A woman in Texas, US used Apple's Find My iPhone app to track down the body of her husband after he didn't come home one night and the app revealed that he was at a location only half an hour from the family home.
Carla Melendez of Harris County, Texas, says that she was worried when her husband, Ramiro Acosta, 23, didn't come home on Wednesday night, 13 January. She told local news channel ABC 13 Eyewitness News that he had previously been a gang member, and even though he was "done with that", he might still have a lot of enemies.
Concerned, she opened the Find My iPhone app on her iPhone, which had been linked to Acosta's iPhone, and used it to track his whereabouts, only to find that her husband seemed to be at a location that was only 30 minutes away from their home.
Early in the morning on Thursday, 14 January, when she saw that the pulsing dot representing her husband's phone was still at the same location, Melendez decided to investigate.
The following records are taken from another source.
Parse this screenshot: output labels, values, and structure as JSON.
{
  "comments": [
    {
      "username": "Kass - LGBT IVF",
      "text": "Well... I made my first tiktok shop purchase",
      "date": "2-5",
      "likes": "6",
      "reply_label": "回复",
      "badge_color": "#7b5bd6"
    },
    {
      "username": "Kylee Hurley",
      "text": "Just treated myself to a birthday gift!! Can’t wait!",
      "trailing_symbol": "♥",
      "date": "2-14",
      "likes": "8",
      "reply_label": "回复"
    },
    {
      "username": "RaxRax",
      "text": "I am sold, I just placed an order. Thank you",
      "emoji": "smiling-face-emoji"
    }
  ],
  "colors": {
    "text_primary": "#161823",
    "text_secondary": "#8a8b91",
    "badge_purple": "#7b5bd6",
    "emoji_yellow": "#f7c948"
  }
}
She drove to the area indicated by the app and found her husband's body located by some trees along the side of a road called Turkey Drive, off Aldine Westfield Road. He had been shot once in the torso.
"[The app] showed trees and it was weird, because why would his phone be by trees? And it was there for a while," said Melendez. "If somebody saw something please say something. He didn't deserve to be thrown like this, like a dog in the street. I just wanted him to wake up, god knows how long he was laying there."
Investigators with the Harris County Sheriff's Department say they don't have a lot of information currently and are appealing for anyone who might have information about Acosta's death to come forward.
The idea of civilians doing their own detective work using the Find My iPhone app is becoming a rising trend. In 2015, a Canadian teenager was shot dead after he tracked his stolen smartphone from thieves in Ontario; two UK women used the app to catch a handbag thief when police were too busy to respond to their call; and a businessman tracked his iPhone 5S down after it survived a 9,300ft drop from an aeroplane in Texas.